Transition Rule. The transition rule included in Notice 2018-67 and the Proposed Regulations, which permitted an organization to treat any partnership interest acquired prior to August 21, 2018 as a single trade or business activity, will lapse as of the first day of the organization’s taxable year following the issuance of the Final Regulations.

Net Operating Losses

Coordination. The Final Regulations retain the general rule of the Proposed Regulations regarding coordination of losses arising in a taxable year beginning before January 1, 2018 (“pre-2018 NOLs”), which are not subject to the silo rule, and losses arising in a taxable year beginning after December 31, 2017 (“post-2017 NOLs”), which are subject to the rule.  Pre-2018 NOLs are deducted against total UBTI before any post-2017 NOLs are deducted against the UBTI from the trades or businesses to which they are attributable. The Final Regulations clarify that pre-2018 NOLs are taken against total UBTI in a manner that allows for maximum utilization of post-2017 NOLs, but do not provide any specific methodology for making these allocations.

Termination of Unrelated Trade or Business. The Final Regulations provide that after offsetting any gain from the termination, sale, exchange or other disposition of a separate unrelated trade or business, any remaining NOLs from such trade or business are suspended. Such suspended NOLs may be used if the organization later resumes the previous separate unrelated trade or business or the organization commences a new unrelated trade or business that is classified by the same NAICS two-digit code as the unrelated trade or business in which the suspended NOLs arose.

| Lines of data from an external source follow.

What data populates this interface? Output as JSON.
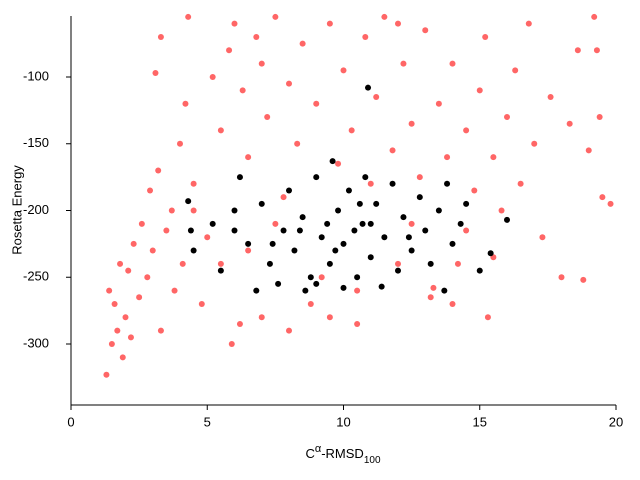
{
  "chart_data": {
    "type": "scatter",
    "xlabel": [
      "C",
      "α",
      "-RMSD",
      "100"
    ],
    "ylabel": "Rosetta Energy",
    "xlim": [
      0,
      20
    ],
    "xticks": [
      0,
      5,
      10,
      15,
      20
    ],
    "ylim": [
      -345.7,
      -54.3
    ],
    "yticks": [
      -100,
      -150,
      -200,
      -250,
      -300
    ],
    "series": [
      {
        "color": "#ff6666",
        "x": [
          1.3,
          1.5,
          1.7,
          1.9,
          1.6,
          2.0,
          1.4,
          2.2,
          2.5,
          2.8,
          2.1,
          3.0,
          3.3,
          3.5,
          2.6,
          2.9,
          3.2,
          3.7,
          4.0,
          4.2,
          4.5,
          4.1,
          4.8,
          5.0,
          5.2,
          5.5,
          5.8,
          6.0,
          6.3,
          6.5,
          6.8,
          7.0,
          7.2,
          7.5,
          7.8,
          8.0,
          8.3,
          8.5,
          8.8,
          9.0,
          9.2,
          9.5,
          9.8,
          10.0,
          10.3,
          10.5,
          10.8,
          11.0,
          11.2,
          11.5,
          11.8,
          12.0,
          12.2,
          12.5,
          12.8,
          13.0,
          13.2,
          13.5,
          13.8,
          14.0,
          14.2,
          14.5,
          14.8,
          15.0,
          15.2,
          15.5,
          15.8,
          16.0,
          16.3,
          16.5,
          16.8,
          17.0,
          17.3,
          17.6,
          18.0,
          18.3,
          18.6,
          18.8,
          19.0,
          19.2,
          19.3,
          19.5,
          19.8,
          19.4,
          6.2,
          7.0,
          5.9,
          4.3,
          3.3,
          3.1,
          12.0,
          13.3,
          14.0,
          15.3,
          8.0,
          9.5,
          10.5,
          6.5,
          7.5,
          12.5,
          14.5,
          15.5,
          5.5,
          4.5,
          3.8,
          2.3,
          1.8
        ],
        "values": [
          -323,
          -300,
          -290,
          -310,
          -270,
          -280,
          -260,
          -295,
          -265,
          -250,
          -245,
          -230,
          -290,
          -215,
          -210,
          -185,
          -170,
          -200,
          -150,
          -120,
          -180,
          -240,
          -270,
          -220,
          -100,
          -140,
          -80,
          -60,
          -110,
          -160,
          -70,
          -90,
          -130,
          -55,
          -190,
          -105,
          -150,
          -75,
          -270,
          -120,
          -250,
          -60,
          -165,
          -95,
          -140,
          -260,
          -70,
          -180,
          -115,
          -55,
          -155,
          -240,
          -90,
          -135,
          -175,
          -65,
          -265,
          -120,
          -160,
          -90,
          -240,
          -140,
          -185,
          -110,
          -70,
          -160,
          -200,
          -130,
          -95,
          -180,
          -60,
          -150,
          -220,
          -115,
          -250,
          -135,
          -80,
          -252,
          -155,
          -55,
          -80,
          -190,
          -195,
          -130,
          -285,
          -280,
          -300,
          -55,
          -70,
          -97,
          -60,
          -258,
          -270,
          -280,
          -290,
          -280,
          -285,
          -230,
          -210,
          -210,
          -215,
          -235,
          -240,
          -200,
          -260,
          -225,
          -240
        ]
      },
      {
        "color": "#000000",
        "x": [
          5.2,
          5.5,
          6.0,
          6.5,
          6.2,
          7.0,
          7.3,
          7.6,
          7.8,
          8.0,
          8.2,
          8.5,
          8.8,
          9.0,
          9.2,
          9.5,
          9.6,
          9.8,
          10.0,
          10.2,
          10.5,
          10.7,
          10.9,
          11.0,
          11.2,
          11.5,
          11.8,
          12.0,
          12.2,
          12.5,
          12.8,
          13.0,
          13.2,
          13.5,
          13.7,
          14.0,
          14.3,
          14.5,
          15.0,
          15.4,
          16.0,
          4.5,
          4.4,
          4.3,
          6.8,
          8.6,
          10.0,
          11.4,
          9.4,
          10.4,
          11.0,
          9.7,
          10.6,
          8.4,
          12.4,
          7.4,
          6.0,
          13.8,
          10.8,
          9.0
        ],
        "values": [
          -210,
          -245,
          -200,
          -225,
          -175,
          -195,
          -240,
          -255,
          -215,
          -185,
          -230,
          -205,
          -250,
          -175,
          -220,
          -240,
          -163,
          -200,
          -225,
          -185,
          -250,
          -210,
          -108,
          -235,
          -195,
          -220,
          -180,
          -245,
          -205,
          -230,
          -190,
          -215,
          -240,
          -200,
          -260,
          -225,
          -210,
          -195,
          -245,
          -232,
          -207,
          -230,
          -215,
          -193,
          -260,
          -260,
          -258,
          -257,
          -210,
          -215,
          -210,
          -230,
          -195,
          -215,
          -220,
          -225,
          -215,
          -180,
          -175,
          -255
        ]
      }
    ]
  }
}
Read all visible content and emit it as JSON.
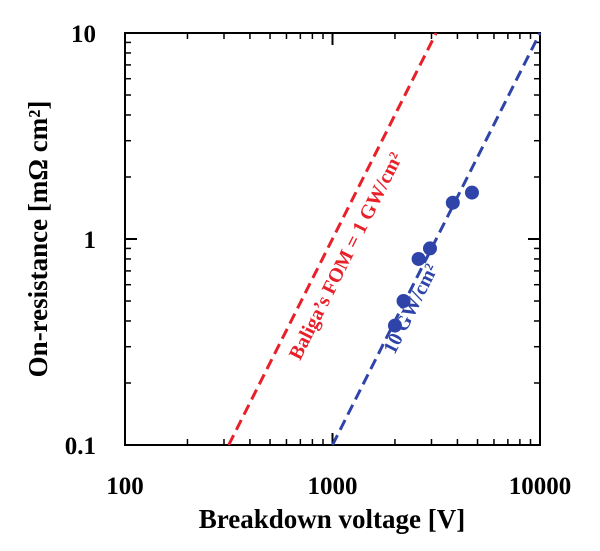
{
  "chart_data": {
    "type": "scatter",
    "xlabel": "Breakdown  voltage [V]",
    "ylabel": "On-resistance [mΩ cm²]",
    "x_scale": "log",
    "y_scale": "log",
    "xlim": [
      100,
      10000
    ],
    "ylim": [
      0.1,
      10
    ],
    "x_tick_labels": [
      "100",
      "1000",
      "10000"
    ],
    "x_tick_values": [
      100,
      1000,
      10000
    ],
    "y_tick_labels": [
      "0.1",
      "1",
      "10"
    ],
    "y_tick_values": [
      0.1,
      1,
      10
    ],
    "grid": false,
    "series": [
      {
        "type": "scatter",
        "color": "#2E44A8",
        "points": [
          {
            "x": 2000,
            "y": 0.38
          },
          {
            "x": 2200,
            "y": 0.5
          },
          {
            "x": 2600,
            "y": 0.8
          },
          {
            "x": 2950,
            "y": 0.9
          },
          {
            "x": 3800,
            "y": 1.5
          },
          {
            "x": 4700,
            "y": 1.68
          }
        ]
      }
    ],
    "reference_lines": [
      {
        "label": "Baliga’s FOM = 1 GW/cm²",
        "color": "#E8202A",
        "style": "dashed",
        "points": [
          {
            "x": 316,
            "y": 0.1
          },
          {
            "x": 3160,
            "y": 10
          }
        ]
      },
      {
        "label": "10 GW/cm²",
        "color": "#2E44A8",
        "style": "dashed",
        "points": [
          {
            "x": 1000,
            "y": 0.1
          },
          {
            "x": 10000,
            "y": 10
          }
        ]
      }
    ]
  }
}
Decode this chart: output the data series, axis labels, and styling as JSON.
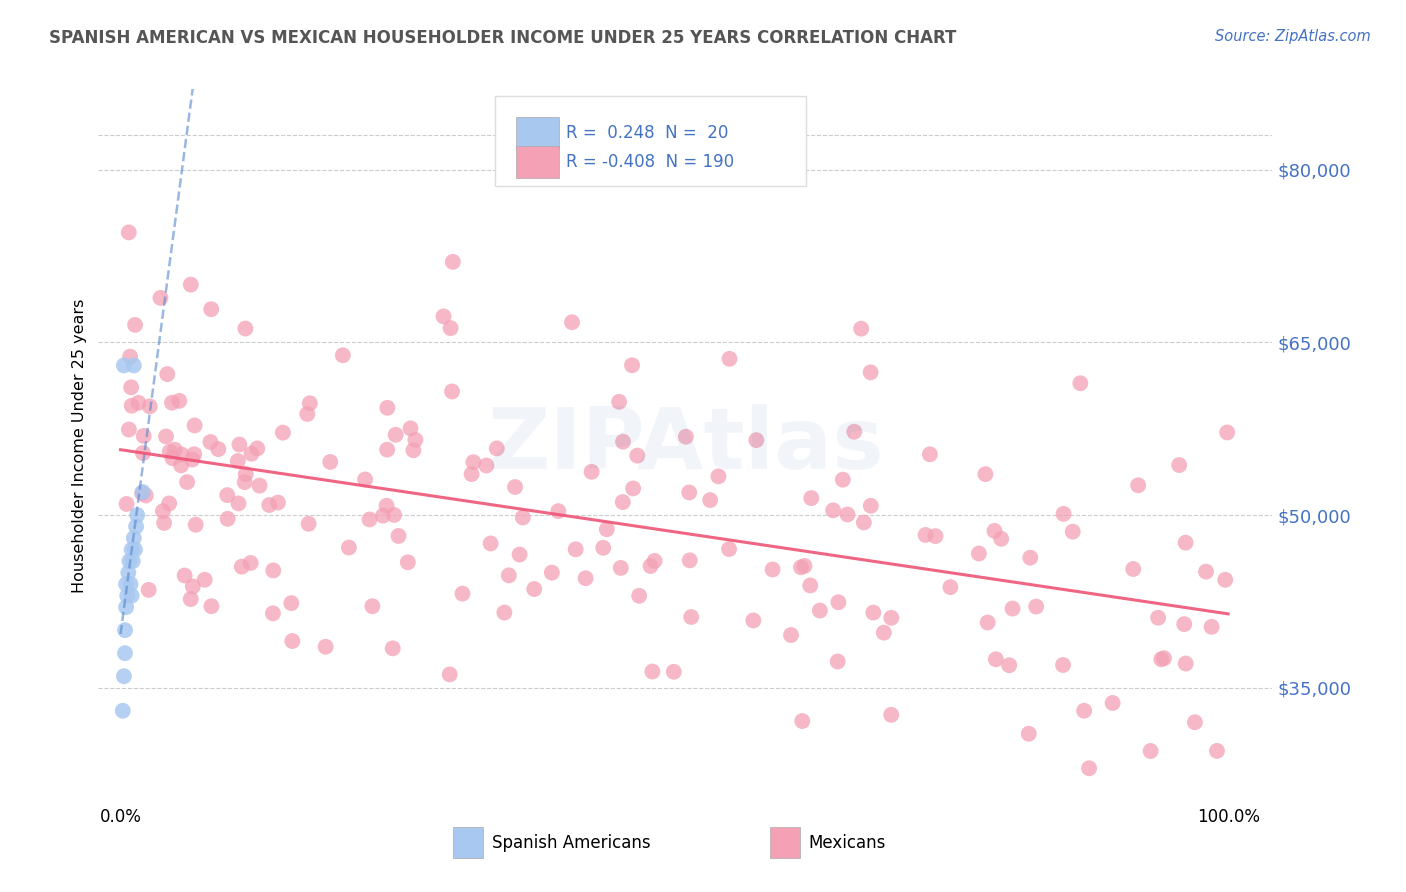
{
  "title": "SPANISH AMERICAN VS MEXICAN HOUSEHOLDER INCOME UNDER 25 YEARS CORRELATION CHART",
  "source": "Source: ZipAtlas.com",
  "ylabel": "Householder Income Under 25 years",
  "y_ticks": [
    35000,
    50000,
    65000,
    80000
  ],
  "y_tick_labels": [
    "$35,000",
    "$50,000",
    "$65,000",
    "$80,000"
  ],
  "color_spanish": "#A8C8F0",
  "color_mexican": "#F4A0B5",
  "line_color_spanish": "#5588CC",
  "line_color_mexican": "#EE5577",
  "title_color": "#555555",
  "source_color": "#4472C4",
  "tick_label_color": "#4472C4",
  "grid_color": "#CCCCCC",
  "r_spanish": 0.248,
  "n_spanish": 20,
  "r_mexican": -0.408,
  "n_mexican": 190,
  "legend_text_color": "#4472C4",
  "legend_r_color": "#333333"
}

Changing Identification of Unrelated Trade or Business. To address instances where a partnership interest that was a QPI becomes a non-QPI or where a NAICS two-digit code changes, the Final Regulations provide that a separate unrelated trade or business that changes identification is treated as if the original trade or business terminated and a new one commenced, with the result that NOLs from the original trade or business cannot be used against income from the newly identified trade or business and are suspended as if the organization had ceased the original trade or business. Similarly, if a QPI becomes a non-QPI, any NOLs attributable to the QPI are retained with the organization’s investment activities and cannot be used against the former QPI’s income following the change. An exception is provided for changes in NAICS two-digit codes that are attributable to correction of an accidental identification using the wrong code, or to a determination that a different code is more accurate. In this case NOLs attributable to the previously identified trade or business are treated as NOLs of the newly identified trade or business and can be used to offset income from such newly identified trade or business.

Reporting Considerations

While the Final Regulations make no changes to the regulations relating to partnership tax reporting, the preamble emphasizes that partnerships are required by statute to provide exempt organizations with all the information necessary to compute their distributive share of partnership income and loss in accordance with the UBTI rules, which the IRS and Treasury interpret to include any information needed in order to compute UBTI as a result of Section 512(a)(6). The preamble notes that the IRS may amend the partnership tax forms and instructions in the future to address the provision of such information.

The preamble also explains that the IRS is currently revising Form 990-T and that any trade or business not identified by the NAICS two-digit codes will be identified using non-NAICS codes that will be further explained in the final 2020 Form 990-T and instructions.

Effective Date

The Final Regulations are generally applicable with respect to taxable years beginning on or after December 2, 2020, though organizations may opt into certain favorable sections of the Final Regulations, including the provisions relating to NOL calculation and GILTI and Subpart F dividends, with respect to taxable years beginning on or after January 1, 2018.